A herniated disk is a backbone (spine) injury. Your spine comprises a group of bones called vertebrae growing from the base of your skull to your tailbone. You have disks, which are circular cushions, in between your vertebrae. Your bones are cushioned by the disks, which makes it easy for you to move and bend—a herniated disk results from one of these disks rupturing or leaking. At The Back Pain Relief Center, our team is committed to providing you with dependable lifestyle options so you can reach your long-term health and fitness goals.


Why does a disk herniate?

Like jelly doughnuts, disks have a more rigid outer layer and soft, gel-like centers. The outer layer becomes weaker and more brittle over time. When the inner "jelly" substance pushes through the crack, a herniated disk results.


A disk rupture can be caused by several reasons, such as:

  • Growing older.
  • Overweight.
  • Motions that are repeated.
  • Abrupt stress is carried on by inaccurate lifting or twisting.



Are disk herniations common?

Up to 2% of persons experience a herniated disk annually. One of the leading causes of sciatica, or pain in the back, legs, and neck, is herniated disks. Herniated disks can develop anywhere in the spine but usually arise in the neck or lower back. A herniated disk in the mid-back is not standard.
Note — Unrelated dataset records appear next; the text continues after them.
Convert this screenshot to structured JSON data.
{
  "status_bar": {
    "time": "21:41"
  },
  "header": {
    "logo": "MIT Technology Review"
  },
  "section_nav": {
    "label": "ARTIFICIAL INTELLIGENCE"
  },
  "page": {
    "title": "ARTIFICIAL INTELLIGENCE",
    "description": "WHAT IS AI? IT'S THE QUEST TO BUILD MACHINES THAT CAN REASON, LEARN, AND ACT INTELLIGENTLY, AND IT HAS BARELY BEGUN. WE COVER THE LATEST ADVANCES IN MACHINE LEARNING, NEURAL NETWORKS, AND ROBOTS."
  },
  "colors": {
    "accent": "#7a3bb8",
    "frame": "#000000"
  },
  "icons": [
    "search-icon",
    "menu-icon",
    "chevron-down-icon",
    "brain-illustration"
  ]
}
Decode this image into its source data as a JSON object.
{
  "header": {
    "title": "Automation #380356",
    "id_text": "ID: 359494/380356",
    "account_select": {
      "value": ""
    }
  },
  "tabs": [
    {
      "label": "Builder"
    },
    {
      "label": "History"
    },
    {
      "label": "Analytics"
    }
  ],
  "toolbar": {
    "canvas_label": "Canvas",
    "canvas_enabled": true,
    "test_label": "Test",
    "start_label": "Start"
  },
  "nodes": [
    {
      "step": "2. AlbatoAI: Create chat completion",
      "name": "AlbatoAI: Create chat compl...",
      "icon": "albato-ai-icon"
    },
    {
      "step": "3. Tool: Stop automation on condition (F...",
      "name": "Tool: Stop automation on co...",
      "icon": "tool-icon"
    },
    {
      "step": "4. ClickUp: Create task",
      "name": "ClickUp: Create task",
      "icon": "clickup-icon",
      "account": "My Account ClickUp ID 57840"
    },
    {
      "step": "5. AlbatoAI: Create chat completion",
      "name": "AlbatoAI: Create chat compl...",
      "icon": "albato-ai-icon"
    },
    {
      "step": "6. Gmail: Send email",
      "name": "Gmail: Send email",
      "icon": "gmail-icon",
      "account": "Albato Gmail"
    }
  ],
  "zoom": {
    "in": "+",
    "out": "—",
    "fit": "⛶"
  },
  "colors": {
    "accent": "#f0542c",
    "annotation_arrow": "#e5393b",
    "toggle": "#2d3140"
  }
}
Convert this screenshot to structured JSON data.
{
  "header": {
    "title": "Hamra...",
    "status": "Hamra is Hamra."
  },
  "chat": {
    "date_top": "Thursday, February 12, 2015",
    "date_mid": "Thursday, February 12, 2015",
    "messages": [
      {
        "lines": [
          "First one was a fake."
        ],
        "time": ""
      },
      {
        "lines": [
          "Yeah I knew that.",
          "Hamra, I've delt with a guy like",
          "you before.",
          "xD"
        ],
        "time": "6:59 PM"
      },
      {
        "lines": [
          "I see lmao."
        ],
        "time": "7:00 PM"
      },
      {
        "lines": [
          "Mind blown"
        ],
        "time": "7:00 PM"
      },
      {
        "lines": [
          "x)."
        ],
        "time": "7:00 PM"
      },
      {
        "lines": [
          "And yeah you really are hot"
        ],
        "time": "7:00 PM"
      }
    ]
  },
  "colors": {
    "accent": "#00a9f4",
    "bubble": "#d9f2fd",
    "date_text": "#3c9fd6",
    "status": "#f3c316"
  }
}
Who sustains disk herniation?

The age group most susceptible to a herniated disk is 30 to 50. Men are impacted by the issue twice as frequently as women. Additional risk variables consist of:

  • Heaving significant things up.
  • Repetitive twisting or bending actions from hobbies, sports, or the workplace.
  • Sitting still for extended periods.
  • Having a weight problem.
  • Smoking.

How can a disk herniation be diagnosed?

Your back pain doctor new jersey, will perform a comprehensive examination. During the physical test, your physician will evaluate your discomfort, muscle strength, sensitivity, and reflexes. Also, your provider could request testing like these:


The most popular and reliable imaging test for a suspected herniated disk is magnetic resonance imaging (MRI).


X-rays: Obtaining an X-ray might help rule out alternative reasons for neck or back pain.


Computed tomography (CT): A CT scan reveals your spine's bones. Herniated disks can impinge on your spinal cord and surrounding nerves.


Myelogram: Using X-ray guidance for a CT scan, a myelogram entails injecting dye into your spine.


Electromyogram (EMG): This test measures how well your nerves function by inserting tiny needles into various muscles.


How may the discomfort from a herniated disk be relieved at home? 

The majority of the time, ruptured disk discomfort resolves on its own. You can reduce discomfort as your disk heals.


If the pain is severe, rest for one to three days; nevertheless, prolonged bed rest should be avoided to prevent stiffness.




Use an over-the-counter analgesic, like acetaminophen or ibuprofen.

Put ice or heat on the injured region.


When should I visit a physician?

Pain from a herniated disk can first be treated at home. Our New Jersey back pain center is committed to providing the finest possible treatment plan, enabling you to recuperate quickly and resume your normal activities.


  • Daily activities, such as going to work, are hampered by pain.
  • After four to six weeks, the symptoms don't get better.
  • The severity of the symptoms increases.
  • Loss of control over your bowels or bladder occurs.
  • Your hands, feet, legs, or arms feel tingly, numb, or weak.
  • You have difficulty walking or standing. 

In a nutshell

You may find it difficult to move when you have a herniated disk. But avoid going to bed too soon, as this might tense your muscles and worsen the pain when you get up. Strive to maintain an active lifestyle and adhere to the stretching advice your back pain doctor woodland park provides. Most people get better in a few weeks with gentle activity and an over-the-counter pain medicine.